男の向かっている先。この道は覚えがある、神殿だ。この街には一年に一回、神殿に篭り結界を張り直す儀式がある。
それが祭りの三日目である今日だ。
アレスたち逃がし屋の一味たちは祭りで街中が浮かれる中、警備が薄くなる儀式の際にルディアを攫う予定だった。その計画が狂ったのがエリスの存在だ。アレスはまさか、己が去った後に妊娠が発覚し子供が生まれていたなんて知りもしなかったのだ。
そうしている間に神殿が見えてきた。ロアの街の中心にある白く巨大な建物だ。巨大な柱が屋根を支えている。柱前には警備の者たちが立っていた。
ところがこの男は何を思ったのか、躊躇いもなく警備の者に近づいていく。そして顰めた声で話しかけた。
「よお、見つけてきたぜ。状況はどうだ」
声を掛けたのは入り口の前で槍を持ち、警備の服装に身を包んだ男と女。これだけ小さい街では警備の者とも顔見知りになることが多いが、二人は一度も見たことのない顔だ。赤茶の髪を刈り上げた長身の女がこちらに目を向けて口をひらく。
「ギル。アンタ遅すぎ……って言いたいところだけど。悪いニュースがあるわ」
「まさか。まだアレスは説得できてないのか」
「そのまさかよ。ルディアってこんなにも頑固だったのね。
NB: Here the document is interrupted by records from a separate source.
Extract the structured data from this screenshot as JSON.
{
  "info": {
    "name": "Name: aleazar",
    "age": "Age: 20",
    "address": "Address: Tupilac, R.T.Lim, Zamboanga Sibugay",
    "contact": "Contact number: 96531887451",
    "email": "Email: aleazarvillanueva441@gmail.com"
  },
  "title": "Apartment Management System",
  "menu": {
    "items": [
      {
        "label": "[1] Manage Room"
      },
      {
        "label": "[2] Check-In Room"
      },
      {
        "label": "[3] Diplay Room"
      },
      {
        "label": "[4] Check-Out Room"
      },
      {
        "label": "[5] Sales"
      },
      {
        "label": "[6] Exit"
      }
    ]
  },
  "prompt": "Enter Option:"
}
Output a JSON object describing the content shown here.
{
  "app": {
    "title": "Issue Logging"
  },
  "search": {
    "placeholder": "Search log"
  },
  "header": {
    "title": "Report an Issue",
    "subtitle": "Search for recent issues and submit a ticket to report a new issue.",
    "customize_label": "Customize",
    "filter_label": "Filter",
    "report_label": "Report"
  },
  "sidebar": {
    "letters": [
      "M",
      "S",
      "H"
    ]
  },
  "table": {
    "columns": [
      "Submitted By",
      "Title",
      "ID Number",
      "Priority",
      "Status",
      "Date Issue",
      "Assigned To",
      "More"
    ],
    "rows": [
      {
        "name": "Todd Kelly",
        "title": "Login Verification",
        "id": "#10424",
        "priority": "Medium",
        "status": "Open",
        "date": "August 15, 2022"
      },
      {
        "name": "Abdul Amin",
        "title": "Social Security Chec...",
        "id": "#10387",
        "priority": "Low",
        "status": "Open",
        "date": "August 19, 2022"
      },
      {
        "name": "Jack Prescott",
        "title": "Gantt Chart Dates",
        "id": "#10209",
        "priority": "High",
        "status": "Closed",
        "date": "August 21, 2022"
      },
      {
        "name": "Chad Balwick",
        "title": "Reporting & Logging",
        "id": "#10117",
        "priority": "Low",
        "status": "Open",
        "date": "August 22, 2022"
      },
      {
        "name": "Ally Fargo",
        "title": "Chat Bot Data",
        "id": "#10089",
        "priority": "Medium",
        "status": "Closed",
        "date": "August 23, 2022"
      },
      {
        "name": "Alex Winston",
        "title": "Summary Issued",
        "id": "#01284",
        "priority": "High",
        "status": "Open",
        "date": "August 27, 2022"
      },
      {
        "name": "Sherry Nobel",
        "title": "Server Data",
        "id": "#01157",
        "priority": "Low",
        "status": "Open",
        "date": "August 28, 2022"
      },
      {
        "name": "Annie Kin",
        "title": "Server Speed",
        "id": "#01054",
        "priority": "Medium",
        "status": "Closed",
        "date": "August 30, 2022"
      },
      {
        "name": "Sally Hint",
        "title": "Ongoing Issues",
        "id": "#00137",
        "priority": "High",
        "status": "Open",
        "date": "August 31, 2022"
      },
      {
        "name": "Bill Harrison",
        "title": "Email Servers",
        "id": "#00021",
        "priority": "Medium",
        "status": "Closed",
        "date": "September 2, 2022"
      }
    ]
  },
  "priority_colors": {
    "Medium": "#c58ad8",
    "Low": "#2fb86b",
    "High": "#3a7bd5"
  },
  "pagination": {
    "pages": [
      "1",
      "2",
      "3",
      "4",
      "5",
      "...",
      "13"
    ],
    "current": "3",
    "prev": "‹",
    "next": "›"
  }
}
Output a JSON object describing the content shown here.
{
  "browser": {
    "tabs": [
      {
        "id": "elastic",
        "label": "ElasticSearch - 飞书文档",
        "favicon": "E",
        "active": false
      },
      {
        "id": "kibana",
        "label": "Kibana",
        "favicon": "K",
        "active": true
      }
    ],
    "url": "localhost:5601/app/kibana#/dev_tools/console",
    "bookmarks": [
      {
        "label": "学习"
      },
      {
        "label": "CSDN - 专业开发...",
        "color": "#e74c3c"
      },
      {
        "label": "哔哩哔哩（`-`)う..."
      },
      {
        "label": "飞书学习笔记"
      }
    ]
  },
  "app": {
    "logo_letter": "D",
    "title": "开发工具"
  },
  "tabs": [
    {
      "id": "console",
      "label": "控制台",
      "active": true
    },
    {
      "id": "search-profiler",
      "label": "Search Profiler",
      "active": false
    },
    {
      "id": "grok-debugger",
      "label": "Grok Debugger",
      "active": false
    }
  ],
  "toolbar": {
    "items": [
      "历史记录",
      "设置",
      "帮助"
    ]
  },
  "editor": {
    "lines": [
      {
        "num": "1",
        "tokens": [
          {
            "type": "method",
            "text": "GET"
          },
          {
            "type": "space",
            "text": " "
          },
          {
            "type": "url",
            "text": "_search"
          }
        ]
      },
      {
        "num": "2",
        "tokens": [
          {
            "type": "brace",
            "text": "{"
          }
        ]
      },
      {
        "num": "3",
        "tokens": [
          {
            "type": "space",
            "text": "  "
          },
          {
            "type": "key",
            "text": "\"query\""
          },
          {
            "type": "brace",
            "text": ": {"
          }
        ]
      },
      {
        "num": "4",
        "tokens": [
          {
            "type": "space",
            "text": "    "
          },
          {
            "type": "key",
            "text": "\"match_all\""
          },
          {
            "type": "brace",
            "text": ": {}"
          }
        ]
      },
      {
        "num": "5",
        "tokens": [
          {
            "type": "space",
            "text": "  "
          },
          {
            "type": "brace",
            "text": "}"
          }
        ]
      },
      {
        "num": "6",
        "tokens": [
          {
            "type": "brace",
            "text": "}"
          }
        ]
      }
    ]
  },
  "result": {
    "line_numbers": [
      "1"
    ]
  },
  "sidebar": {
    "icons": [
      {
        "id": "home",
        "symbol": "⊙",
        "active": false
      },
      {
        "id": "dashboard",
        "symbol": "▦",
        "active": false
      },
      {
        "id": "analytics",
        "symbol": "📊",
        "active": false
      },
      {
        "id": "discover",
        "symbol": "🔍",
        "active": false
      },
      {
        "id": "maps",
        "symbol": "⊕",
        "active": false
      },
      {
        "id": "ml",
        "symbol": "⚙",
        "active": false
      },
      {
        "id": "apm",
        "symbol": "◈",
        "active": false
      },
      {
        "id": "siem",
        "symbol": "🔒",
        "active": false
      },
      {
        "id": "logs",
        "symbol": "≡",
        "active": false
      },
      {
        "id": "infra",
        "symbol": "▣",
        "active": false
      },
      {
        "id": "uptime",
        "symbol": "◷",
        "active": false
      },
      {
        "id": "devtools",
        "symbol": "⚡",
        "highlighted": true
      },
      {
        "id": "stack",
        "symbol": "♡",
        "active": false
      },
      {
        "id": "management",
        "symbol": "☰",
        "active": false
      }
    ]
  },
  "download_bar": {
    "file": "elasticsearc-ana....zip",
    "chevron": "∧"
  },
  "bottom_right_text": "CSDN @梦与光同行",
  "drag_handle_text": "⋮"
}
アレスの話ではいかに美しくて素晴らしい女性ってことしか聞いてなかったけど」
その女、ジェーンは呆れたようにぐるりと目を回してため息をつく。それを聞いてグレイの髪色を持った警備の男ハロルドはフッと笑った。そしてジェーンは手で払うような仕草をして短く告げた。
「行って。アレスはダメでもその子なら説得できるかもしれないでしょ」
「悪いな、助かった」
エリスは抱えられたまま、ギルと共に神殿の中に入って行った。ギルは足音を響かせて広い廊下を走る。不思議なことに廊下に配置された警備の者たちは、これだけ堂々と目の前で侵入するエリスたちに気づいてないようで、ボーッと虚空を見つめている。
そうこうしているうちに神殿の深くに進んできた。聞こえてきたのは話し声、いや……言い争いの声。
「ルディア。なあ、なんでだ。なんで拒む」
「何度言っても無駄よ。 私は貴方とは行けないわ!」
「このためだけに俺は、何年も仲間を集めて準備をしてきた。俺と生きて欲しいと思うことはそんなに、……そんなに悪いことか」
初めて聞いた低い声。震える声だった。そこでエリスは地面に下ろされ、自分の足でたった。ギルに背中をそっと押されたエリスは広間に出る。そこには白い衣装に身を包んだルディアと、見知らぬ大柄な男がいた。黒髪で、鋭い目つき。頬と目元に傷跡がある野生溢れる男だ。こちらを見たアレスはエリスを視界に入れる。
乾いた、酷く冷たい目だった。
エリスは悟った。この人の目的は母だけだったのだろう。この人の大事なものに、私は入っていない。エリスは心が寒くなる感覚に手のひらをギュッと握る。
アレスの視線の先を辿って、エリスを視界に入れたルディアの顔が歪む。そしてアレスを見て口を開いた。
「私は行けない。でも……代わりと言ってはなんだけどエリスを連れてって欲しいの」
エリスはまさかルディアが言うとは思っていなかった思いがけない言葉に驚いた。アレスは苛ついたように声を荒げる。
「ああ、エリスも連れてけばいいんだろ。もちろん、お前も────」
「無理なのよ!!! お願い分かって!!」
ルディアが叫ぶ。エリスはルディアが声を荒げるところを、それまで見たことがなかった。ルディアは涙を流しながら震える声で続ける。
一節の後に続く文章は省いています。